Observations such as the one above make this little book an invaluable compendium on human interaction. Decades ago in Dar-es-Salaam, Tanzania, when I was a defenseless child of 11, a local berated me for being late (by a few days) in returning my library books. Had he told me I was a thief I may not have remembered it today. What the clerk at the library added, instead, after yelling at me, was something that was completely unwarranted. It was a diatribe against a whole nation: “All you Indians are thieves!” It rankles in me even now—when I’m 61 years old—and I could understand why the Venetian took umbrage at that passing comment.
The Venetian and the Polish Branicki set a time for their duel on the outskirts of Warsaw. What follows, however, takes the reader by complete surprise and makes us marvel at how enmities can sometimes blossom into friendships.
The two men don’t die, after all, but both do sustain injuries that keep them bedridden for weeks. In that time, the Count sends daily letters inquiring after the Venetian’s health and wishing him a complete recovery. Many days later, the Venetian visits Count Branicki and his former opponent receives him courteously by extending his right hand.
The Venetian approached him, took his hand, and dutifully kissing it, he said: “I am sorry, sir, to be visiting Your Excellency first. I have come to tell you that I have been a thousand times more honored by you than injured by you. And I ask your pardon that on Saint Casimir’s Day, I was unable to hide the feeling that has led to your present difficulty. I hope you will honor me in the future with your favor and your protection.” The first of these statements was a lie, but the others were all true, and expressed his honest wishes.
By the time the Venetian returns to Warsaw months later after his other travels, he notices that his name has been somewhat tarnished in the social circles. Someone has been poisoning the court and others against him and it’s unclear exactly what has transpired.
These were all slanders—but don’t slanders have the same effect as accusations based on the truth? They may be proven false, and dispelled, that is true. But everyone knows how difficult this is to accomplish. Everyone knows that the poor victim of a slander never exits the purgatory of self-justification without bearing the indelible stain of false accusations.

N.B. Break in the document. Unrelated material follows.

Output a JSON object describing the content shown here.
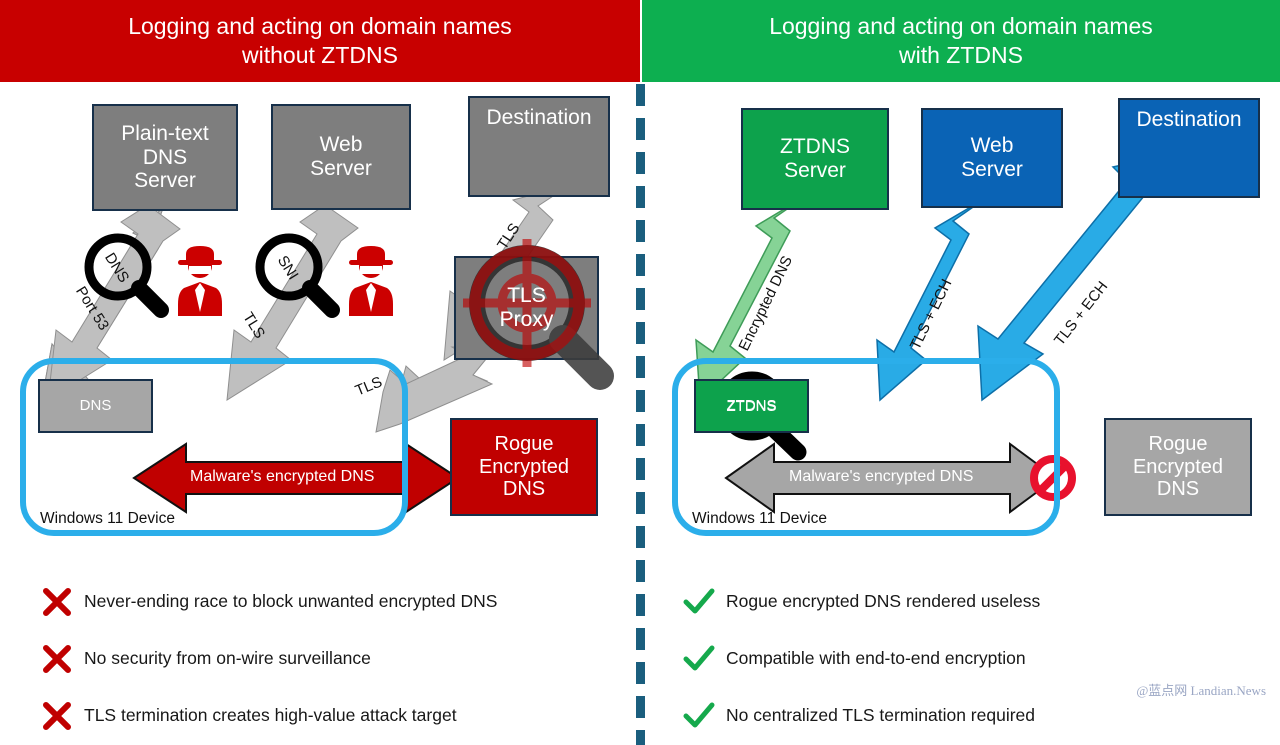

The Duel closes on a thoughtful note about people and their opinions. I was left wondering exactly who the instigant was. It didn’t take me very long, however, to arrive at my conclusions.
Lovely piece and I think I might have to read this one. Plus, I had no idea Casanova was that prolific a writer--a very busy man! ;-) One little note: the second photo isn’t of San Marco; it’s Chiesa di San Simeon Piccolo.

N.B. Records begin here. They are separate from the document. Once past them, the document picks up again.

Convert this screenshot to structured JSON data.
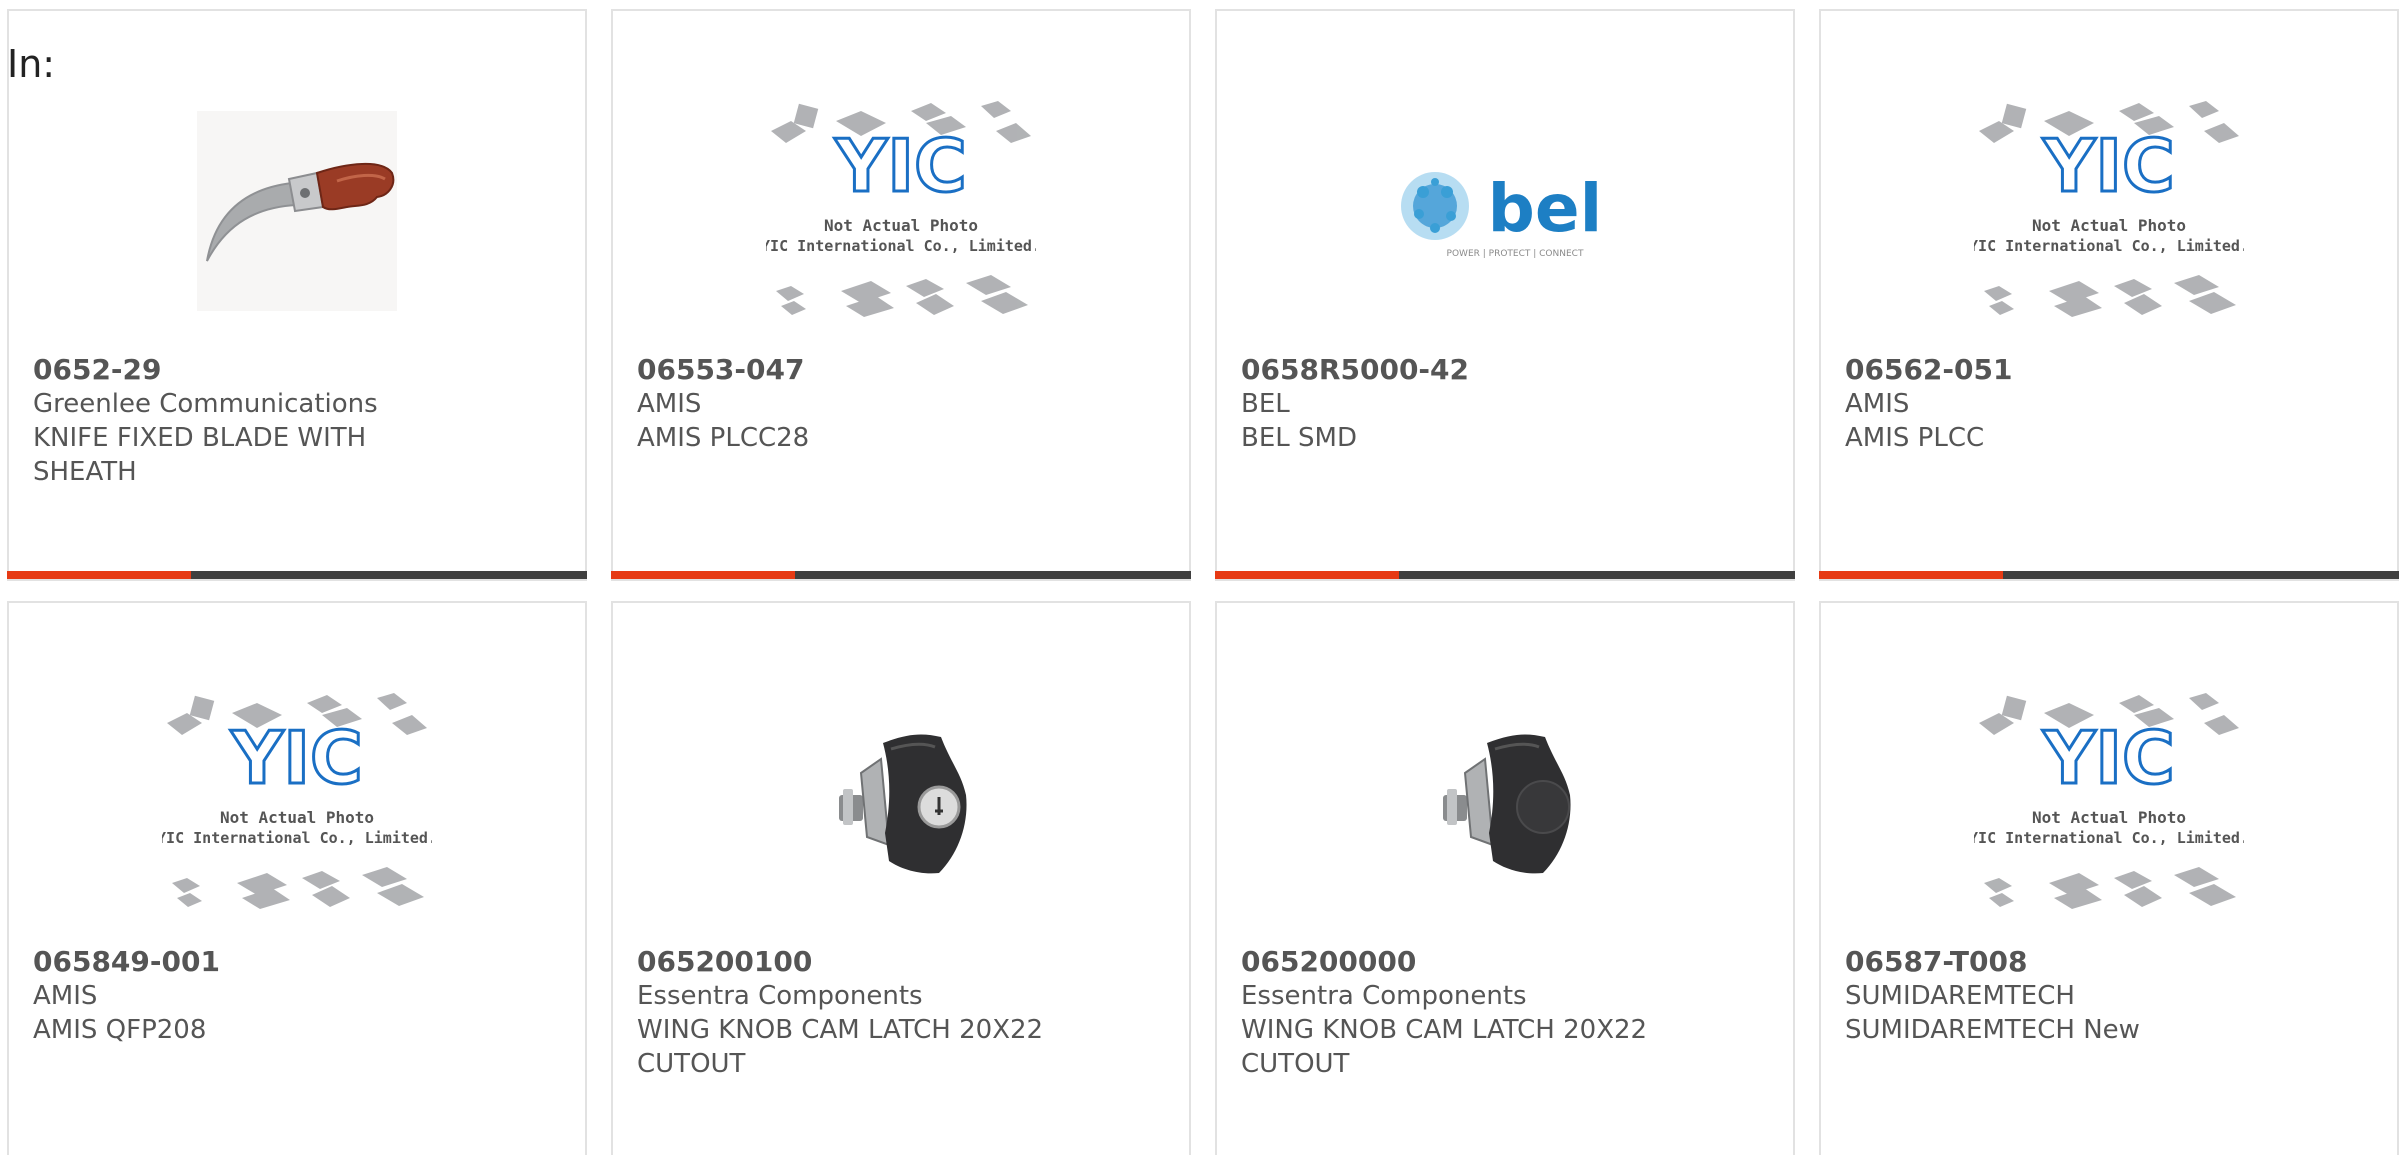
{
  "header": {
    "label": "In:"
  },
  "cards": [
    {
      "part": "0652-29",
      "maker": "Greenlee Communications",
      "description": "KNIFE FIXED BLADE WITH SHEATH",
      "image": "knife-photo",
      "image_text": ""
    },
    {
      "part": "06553-047",
      "maker": "AMIS",
      "description": "AMIS PLCC28",
      "image": "yic-placeholder",
      "image_text": "Not Actual Photo",
      "image_text_2": "YIC International Co., Limited."
    },
    {
      "part": "0658R5000-42",
      "maker": "BEL",
      "description": "BEL SMD",
      "image": "bel-logo",
      "logo_text": "bel",
      "logo_tagline": "POWER | PROTECT | CONNECT"
    },
    {
      "part": "06562-051",
      "maker": "AMIS",
      "description": "AMIS PLCC",
      "image": "yic-placeholder",
      "image_text": "Not Actual Photo",
      "image_text_2": "YIC International Co., Limited."
    },
    {
      "part": "065849-001",
      "maker": "AMIS",
      "description": "AMIS QFP208",
      "image": "yic-placeholder",
      "image_text": "Not Actual Photo",
      "image_text_2": "YIC International Co., Limited."
    },
    {
      "part": "065200100",
      "maker": "Essentra Components",
      "description": "WING KNOB CAM LATCH 20X22 CUTOUT",
      "image": "cam-latch-with-key"
    },
    {
      "part": "065200000",
      "maker": "Essentra Components",
      "description": "WING KNOB CAM LATCH 20X22 CUTOUT",
      "image": "cam-latch"
    },
    {
      "part": "06587-T008",
      "maker": "SUMIDAREMTECH",
      "description": "SUMIDAREMTECH New",
      "image": "yic-placeholder",
      "image_text": "Not Actual Photo",
      "image_text_2": "YIC International Co., Limited."
    }
  ],
  "colors": {
    "accent_red": "#e63a14",
    "accent_dark": "#3f3f3f",
    "text": "#555555",
    "yic_blue": "#1a6fc4",
    "bel_blue": "#1d7fc4"
  }
}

Thank you for taking me to Venice this morning, Kalpana! What a delightful surprise. If you haven’t read Richard Russo’s Bridge of Sighs I commend it to you. It too takes a fateful detour through Venice. Meanwhile I’m again struck by that idea of “losing” one’s virginity. What is lost exactly? And what gained? It depends on the circumstances of course, but it also seems like that loss is when you really gain a whole new world. Another debate for another time. Glad to know of another obsessive journal keeper out there! I’ll have to pick up a copy of that French sacred relic to see what it’s all about (aside from the obvious subject).